The EMMAH UMR's work focuses on the following scientific challenges:

• Characterising crops, resources (water and soil), climate and farming practices (particularly irrigation) throughout the region, using various sources of spatialised information such as remote sensing, environmental databases (soil, climate, topography) and administrative databases.
• Modelling the water requirements and water stress of crops (particularly perennial crops) across the whole of France, with a focus on developing crop models for perennial plants (particularly orchards). These models will have to take into account of agro-ecological practices (combined crops, biodiversity management, organic fertilisation management, etc.), stress/production relationships and represent water flows at the soil base in order to understand aquifer recharge.
• Developing strategies for adapting to global change on several scales (plot, territory) to cope with the pressures on water. In particular, work will be carried out on crop selection and practices to ensure efficient and shared use of irrigation water resources on a regional scale.
• Estimating the impact of cropping systems on groundwater recharge mechanisms.

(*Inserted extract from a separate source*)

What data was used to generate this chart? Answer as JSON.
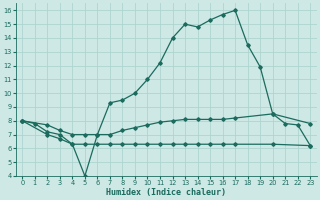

Theme 5 focuses on water dynamics in underground hydrosystems and their interactions with surface flows. As the world's largest freshwater reserve, groundwater plays a central role in maintaining ecosystems and helping mankind adapt to global change. The strategic importance of groundwater for water supply is intensifying as climate extremes (droughts and floods) increase rainfall variability and surface runoff while limiting water infiltration into aquifers. The increasing pressure on groundwater resources is a major scientific, environmental and societal challenge, but innovative solutions for the sustainable management of these vital reserves will not be possible without an improved understanding of the structure and functioning of underground hydrosystems and their recharge mechanisms.

The scientific challenges that structure the theme are:

• How can we improve the characterisation and understanding of recharge processes in underground hydrosystems? Soil and associated ecosystems play a key role in the partitioning of water flows between runoff, recharge and evapotranspiration. We are seeking to understand how the properties of ecosystems, their management and changes in rainfall patterns influence this partitioning. From a methodological point of view, our developments are based on in situ instrumental development, tracing (isotopic and geochemical), geophysics and remote sensing.
• What is the internal functioning of underground hydrosystems? This requires first of all characterising and modelling the geological structure of aquifers and then assessing their operating properties: spatio-temporal distributions of water stocks (inert - active), water-rock interactions, changes in the matrix, changes in hydrodynamic parameters, and distribution of water residence times.
• Modelling underground hydrosystems: To synthesise the data and produce simulation tools, we are developing hydrodynamic models that take into account the specific characteristics of the different types of aquifer (porous, fractured, karstified) and interactions with surface flows. The parameterisation and evaluation of these models is an important part of our work, with the aim of better constraining the system through knowledge of boundary conditions (recharge, groundwater-river exchanges) or tracing.